今度はこれまでのオープンシシリアンと違って、白が2.Nf3の後、3.Bb5と出る形です。黒の2手目が2...d6の場合と2...Nc6の場合が有ります。黒の2手目2...e6には有効では無いと考えられます。

 

The Moscow Variation

黒の2手目2...d6に対して白が3.Bb5と出た形です。

 

この局面では黒のキングがチェックとなっているので必ず受けないといけません。
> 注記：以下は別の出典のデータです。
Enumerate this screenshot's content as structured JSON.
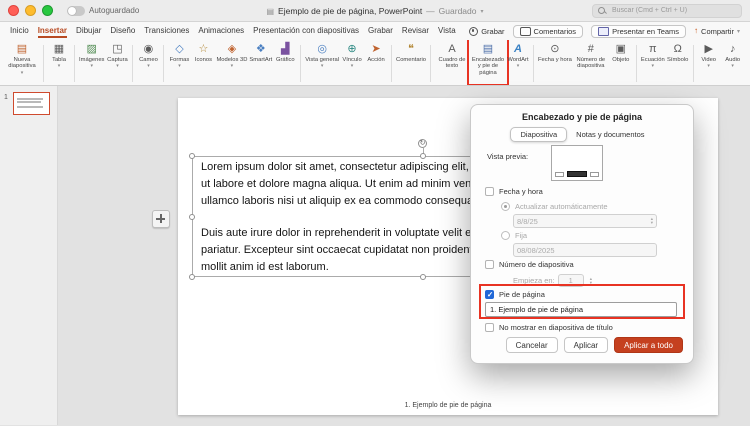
{
  "titlebar": {
    "autosave": "Autoguardado",
    "doc_title": "Ejemplo de pie de página, PowerPoint",
    "status": "Guardado",
    "search_placeholder": "Buscar (Cmd + Ctrl + U)"
  },
  "tabs": [
    {
      "label": "Inicio"
    },
    {
      "label": "Insertar"
    },
    {
      "label": "Dibujar"
    },
    {
      "label": "Diseño"
    },
    {
      "label": "Transiciones"
    },
    {
      "label": "Animaciones"
    },
    {
      "label": "Presentación con diapositivas"
    },
    {
      "label": "Grabar"
    },
    {
      "label": "Revisar"
    },
    {
      "label": "Vista"
    }
  ],
  "top_actions": {
    "record": "Grabar",
    "comments": "Comentarios",
    "teams": "Presentar en Teams",
    "share": "Compartir"
  },
  "ribbon": {
    "buttons": [
      {
        "label": "Nueva diapositiva",
        "glyph": "▤"
      },
      {
        "label": "Tabla",
        "glyph": "▦"
      },
      {
        "label": "Imágenes",
        "glyph": "▨"
      },
      {
        "label": "Captura",
        "glyph": "◳"
      },
      {
        "label": "Cameo",
        "glyph": "◉"
      },
      {
        "label": "Formas",
        "glyph": "◇"
      },
      {
        "label": "Iconos",
        "glyph": "☆"
      },
      {
        "label": "Modelos 3D",
        "glyph": "◈"
      },
      {
        "label": "SmartArt",
        "glyph": "❖"
      },
      {
        "label": "Gráfico",
        "glyph": "▟"
      },
      {
        "label": "Vista general",
        "glyph": "◎"
      },
      {
        "label": "Vínculo",
        "glyph": "⊕"
      },
      {
        "label": "Acción",
        "glyph": "➤"
      },
      {
        "label": "Comentario",
        "glyph": "❝"
      },
      {
        "label": "Cuadro de texto",
        "glyph": "A"
      },
      {
        "label": "Encabezado y pie de página",
        "glyph": "▤"
      },
      {
        "label": "WordArt",
        "glyph": "A"
      },
      {
        "label": "Fecha y hora",
        "glyph": "⊙"
      },
      {
        "label": "Número de diapositiva",
        "glyph": "#"
      },
      {
        "label": "Objeto",
        "glyph": "▣"
      },
      {
        "label": "Ecuación",
        "glyph": "π"
      },
      {
        "label": "Símbolo",
        "glyph": "Ω"
      },
      {
        "label": "Video",
        "glyph": "▶"
      },
      {
        "label": "Audio",
        "glyph": "♪"
      }
    ]
  },
  "slide_panel": {
    "number": "1"
  },
  "slide": {
    "p1": [
      "Lorem ipsum dolor sit amet, consectetur adipiscing elit, sed",
      "ut labore et dolore magna aliqua. Ut enim ad minim veniam,",
      "ullamco laboris nisi ut aliquip ex ea commodo consequat."
    ],
    "p2": [
      "Duis aute irure dolor in reprehenderit in voluptate velit esse c",
      "pariatur. Excepteur sint occaecat cupidatat non proident, sun",
      "mollit anim id est laborum."
    ],
    "footer": "1. Ejemplo de pie de página"
  },
  "dialog": {
    "title": "Encabezado y pie de página",
    "tab_slide": "Diapositiva",
    "tab_notes": "Notas y documentos",
    "preview_label": "Vista previa:",
    "chk_datetime": "Fecha y hora",
    "radio_auto": "Actualizar automáticamente",
    "auto_value": "8/8/25",
    "radio_fixed": "Fija",
    "fixed_value": "08/08/2025",
    "chk_slidenum": "Número de diapositiva",
    "starts_label": "Empieza en:",
    "starts_value": "1",
    "chk_footer": "Pie de página",
    "footer_value": "1. Ejemplo de pie de página",
    "chk_no_title": "No mostrar en diapositiva de título",
    "btn_cancel": "Cancelar",
    "btn_apply": "Aplicar",
    "btn_apply_all": "Aplicar a todo"
  },
  "colors": {
    "accent": "#b84a22",
    "annotation": "#e83323",
    "checkbox_blue": "#2168d7",
    "apply_all_button": "#c5401f"
  }
}
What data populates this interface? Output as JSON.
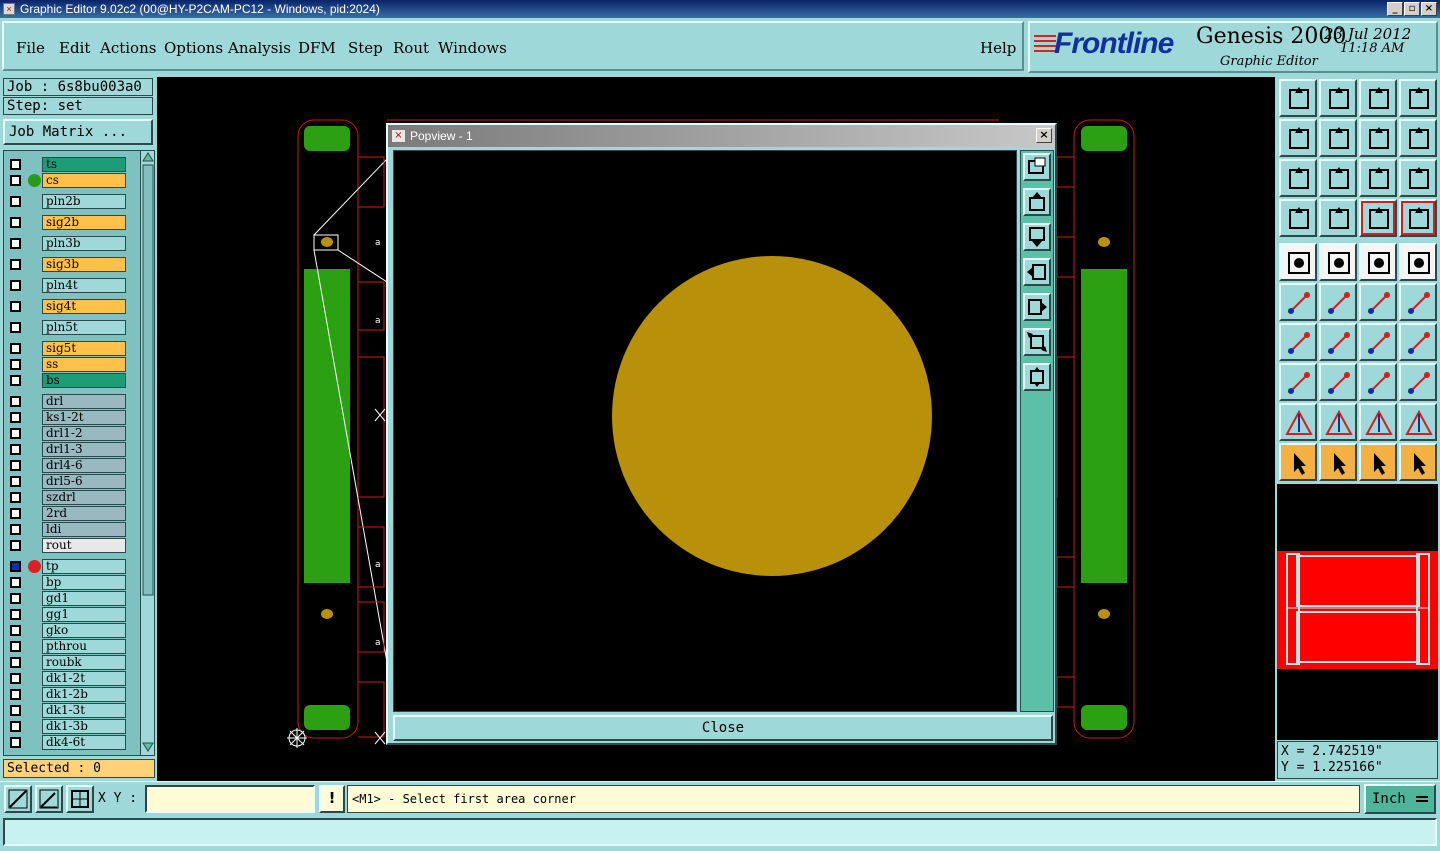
{
  "window": {
    "title": "Graphic Editor 9.02c2 (00@HY-P2CAM-PC12 - Windows, pid:2024)",
    "app_icon": "x-icon"
  },
  "menu": {
    "items": [
      "File",
      "Edit",
      "Actions",
      "Options",
      "Analysis",
      "DFM",
      "Step",
      "Rout",
      "Windows"
    ],
    "help": "Help"
  },
  "brand": {
    "logo": "Frontline",
    "product": "Genesis 2000",
    "subtitle": "Graphic Editor",
    "date": "23 Jul 2012",
    "time": "11:18 AM"
  },
  "job": {
    "job_label": "Job : 6s8bu003a0",
    "step_label": "Step: set",
    "matrix_button": "Job Matrix ..."
  },
  "layers": [
    {
      "name": "ts",
      "color": "#1e9c78",
      "dot": ""
    },
    {
      "name": "cs",
      "color": "#ffc14a",
      "dot": "#2a9a1a"
    },
    {
      "name": "pln2b",
      "color": "#9fd8d8",
      "dot": ""
    },
    {
      "name": "sig2b",
      "color": "#ffc14a",
      "dot": ""
    },
    {
      "name": "pln3b",
      "color": "#9fd8d8",
      "dot": ""
    },
    {
      "name": "sig3b",
      "color": "#ffc14a",
      "dot": ""
    },
    {
      "name": "pln4t",
      "color": "#9fd8d8",
      "dot": ""
    },
    {
      "name": "sig4t",
      "color": "#ffc14a",
      "dot": ""
    },
    {
      "name": "pln5t",
      "color": "#9fd8d8",
      "dot": ""
    },
    {
      "name": "sig5t",
      "color": "#ffc14a",
      "dot": ""
    },
    {
      "name": "ss",
      "color": "#ffc14a",
      "dot": ""
    },
    {
      "name": "bs",
      "color": "#1e9c78",
      "dot": ""
    },
    {
      "name": "drl",
      "color": "#9ab8c0",
      "dot": ""
    },
    {
      "name": "ks1-2t",
      "color": "#9ab8c0",
      "dot": ""
    },
    {
      "name": "drl1-2",
      "color": "#9ab8c0",
      "dot": ""
    },
    {
      "name": "drl1-3",
      "color": "#9ab8c0",
      "dot": ""
    },
    {
      "name": "drl4-6",
      "color": "#9ab8c0",
      "dot": ""
    },
    {
      "name": "drl5-6",
      "color": "#9ab8c0",
      "dot": ""
    },
    {
      "name": "szdrl",
      "color": "#9ab8c0",
      "dot": ""
    },
    {
      "name": "2rd",
      "color": "#9ab8c0",
      "dot": ""
    },
    {
      "name": "ldi",
      "color": "#9ab8c0",
      "dot": ""
    },
    {
      "name": "rout",
      "color": "#e8e8e8",
      "dot": ""
    },
    {
      "name": "tp",
      "color": "#9fd8d8",
      "dot": "#e02020"
    },
    {
      "name": "bp",
      "color": "#9fd8d8",
      "dot": ""
    },
    {
      "name": "gd1",
      "color": "#9fd8d8",
      "dot": ""
    },
    {
      "name": "gg1",
      "color": "#9fd8d8",
      "dot": ""
    },
    {
      "name": "gko",
      "color": "#9fd8d8",
      "dot": ""
    },
    {
      "name": "pthrou",
      "color": "#9fd8d8",
      "dot": ""
    },
    {
      "name": "roubk",
      "color": "#9fd8d8",
      "dot": ""
    },
    {
      "name": "dk1-2t",
      "color": "#9fd8d8",
      "dot": ""
    },
    {
      "name": "dk1-2b",
      "color": "#9fd8d8",
      "dot": ""
    },
    {
      "name": "dk1-3t",
      "color": "#9fd8d8",
      "dot": ""
    },
    {
      "name": "dk1-3b",
      "color": "#9fd8d8",
      "dot": ""
    },
    {
      "name": "dk4-6t",
      "color": "#9fd8d8",
      "dot": ""
    }
  ],
  "selected": "Selected : 0",
  "popview": {
    "title": "Popview - 1",
    "close_label": "Close",
    "close_icon": "x-icon",
    "pad_color": "#b8900a"
  },
  "coords": {
    "x": "X = 2.742519\"",
    "y": "Y = 1.225166\""
  },
  "bottom": {
    "xy_label": "X Y :",
    "xy_value": "",
    "warn": "!",
    "prompt": "<M1> - Select first area corner",
    "unit": "Inch"
  },
  "colors": {
    "board_green": "#2aa012",
    "outline_red": "#d01818",
    "pad_gold": "#b8900a",
    "panel_cyan": "#9fd8d8"
  }
}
3...Bd7と受けるのが一般的な様です。

 

The Rossolimo Variation

黒の2手目2...Nc6に対して白が3.Bb5と出た形です。

 

黒は3...g6や3...e6、3...Nf6などから駒組を進める様です。

 

c3シシリアン

今度は白が2手目に2.c3と指す形です。

 

 

 

これもBb5シシリアンと同じく、白がオープンシシリアンを避ける指し方です。黒は2手目に2...d5や2...Nf6とするのが一般的な様です。

 

その他のシシリアン・ディフェンス

The closed Sicilian

オープンシシリアンと違って白がdポーンを交換せずに、Nc3〜g3〜Bg2〜d3などとして駒組みを進める形です。クローズド・シシリアンの典型的な形は白黒ともにキングサイドにフィアンケットの形を作る様です。

 

 

 

白は駒組の手順を変えて、先に2.d3や2.g3とする指し方もあるようです。また黒も2...Nc6以外の指し方も考えられます。

 

The Grand Prix Attack

グランプリ・アタックはもともと2.f4としていた様ですが、2...d5とされると、以下3.exd5 Nf6 , 4.Nc3 Nxd5 , 5 .Nf3 Nc6や3.exd5 Nf6 , 4.c4 e6! , 5.dxe6 Bxe6 , 6.Nf3 Nc6 , 7.Nc3 Bd6などとして、黒が良くなるようです。

という訳で、現在では2.Nc3〜3.f4とする様です。

 

 

 

やはりこの形も黒は2手目に2...Nc6以外の指し方も考えられます。(2...d6や2...e6など)

 

大雑把な変化はこんなところでしょうか?

今回はstarting out : the sicilian (2nd edition)という本を見ながらまとめてみました。

 

また今度はやはり大きな広がりを持つクイーンズ・ギャンビットなどを大まかにまとめてみたいと思います。